If you're looking around for daycare services, regulation and licensing vary by region. But who enforces them? And which aspects of your child’s care are affected by these regulations? Here's a general overview to orient you.

The daycare regulations you should know about

If you’re looking around for a daycare service for your child and want to know if it’s better to choose a regulated facility, it’ll help if you know:

  1. Exactly which factors are involved in the regulation of daycare.
  2. Who issues the licences.
  3. Which aspects of your child’s care are specifically affected by these regulations.

Here is a general overview to help get you oriented:

Provincial and territorial regulations

The regulation of daycare is overseen by the provincial and territorial governments.

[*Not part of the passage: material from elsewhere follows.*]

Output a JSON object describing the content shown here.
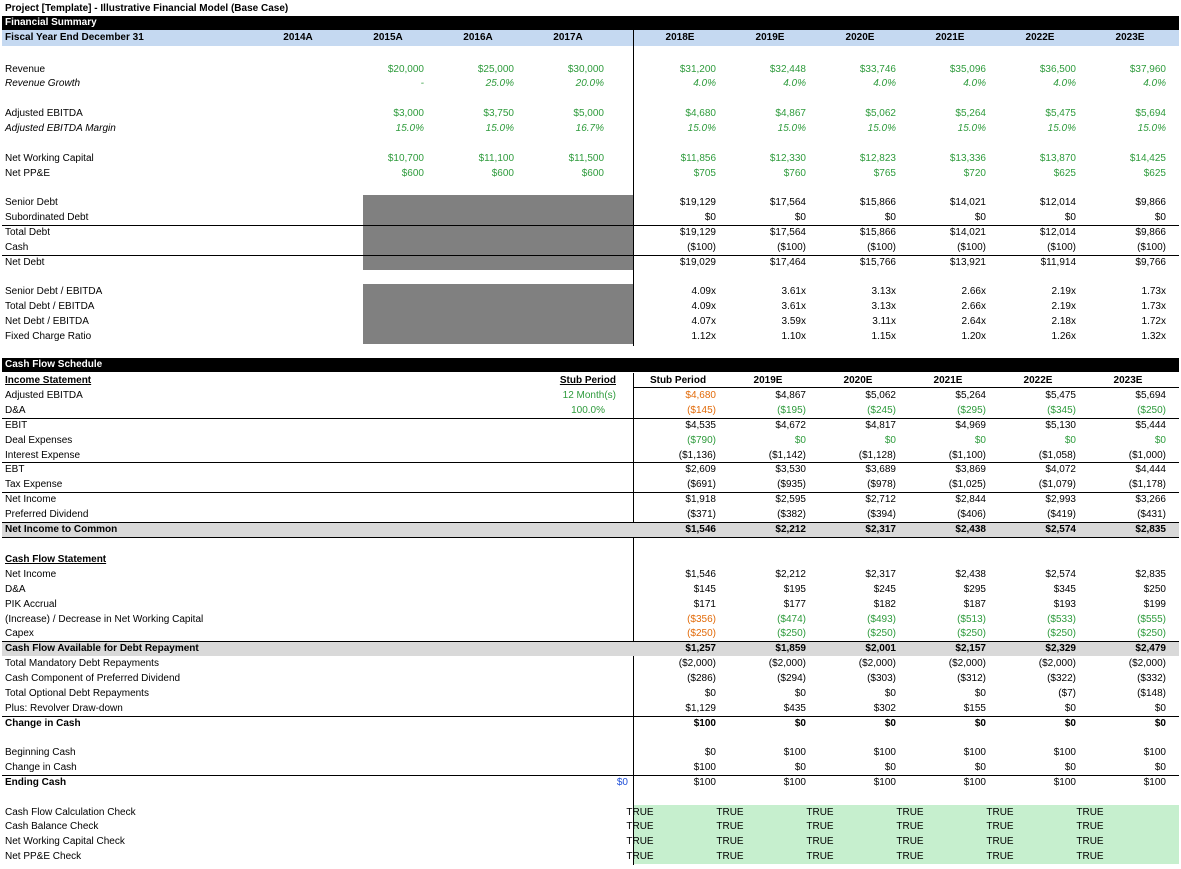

  • The provincial departments of child and family services set the requirements that regulated daycare facilities have to meet in order to receive a licence to operate.
  • Keep in mind that it isn’t a legal requirement for all daycares in Canada to be regulated. In fact the Childcare Resource and Research Unit, a Canadian policy research institute, estimates that regulated daycares accommodate only 20 per cent of Canadian children under age five.

Areas covered by daycare regulations

The standards set by the provinces and territories are designed to ensure the health and safety of children. In general, they cover the following areas:

  • The maximum number of children per group and per caregiver
  • The minimum amount of space that must be available to each group of children
  • The safety features of outdoor play areas
  • The number of hours that must be dedicated to outdoor activities
  • The educational requirements and training of daycare staff
  • Health and safety considerations
  • The quality of meals and snacks
  • Educational programs
  • Discipline and behaviour management

Varying standards in Canada

Since the regulation of daycare varies by region, the standards you encounter in your area may be different than those of another. Here are some examples:

  • In Quebec, a regulated home daycare can only accommodate six children under nine years of age, including those of the caregiver. Within that group, no more than two children may be under the age of 18 months.
  • In Prince Edward Island, a home daycare operator can welcome up to seven children, including her own children if they are preschoolers. Only three of the children may be under age two.
  • In Nova Scotia, daycares must provide outdoor play opportunities for children for at least 30 minutes in the morning and again in the afternoon.
  • In Ontario, children over two-and-a-half must have at least two hours of outdoor activities every day, weather permitting.
  • The Northwest Territories do not define standards for daycare education programs.
  • Daycare regulations in Newfoundland and Labrador don’t include policies on behaviour management.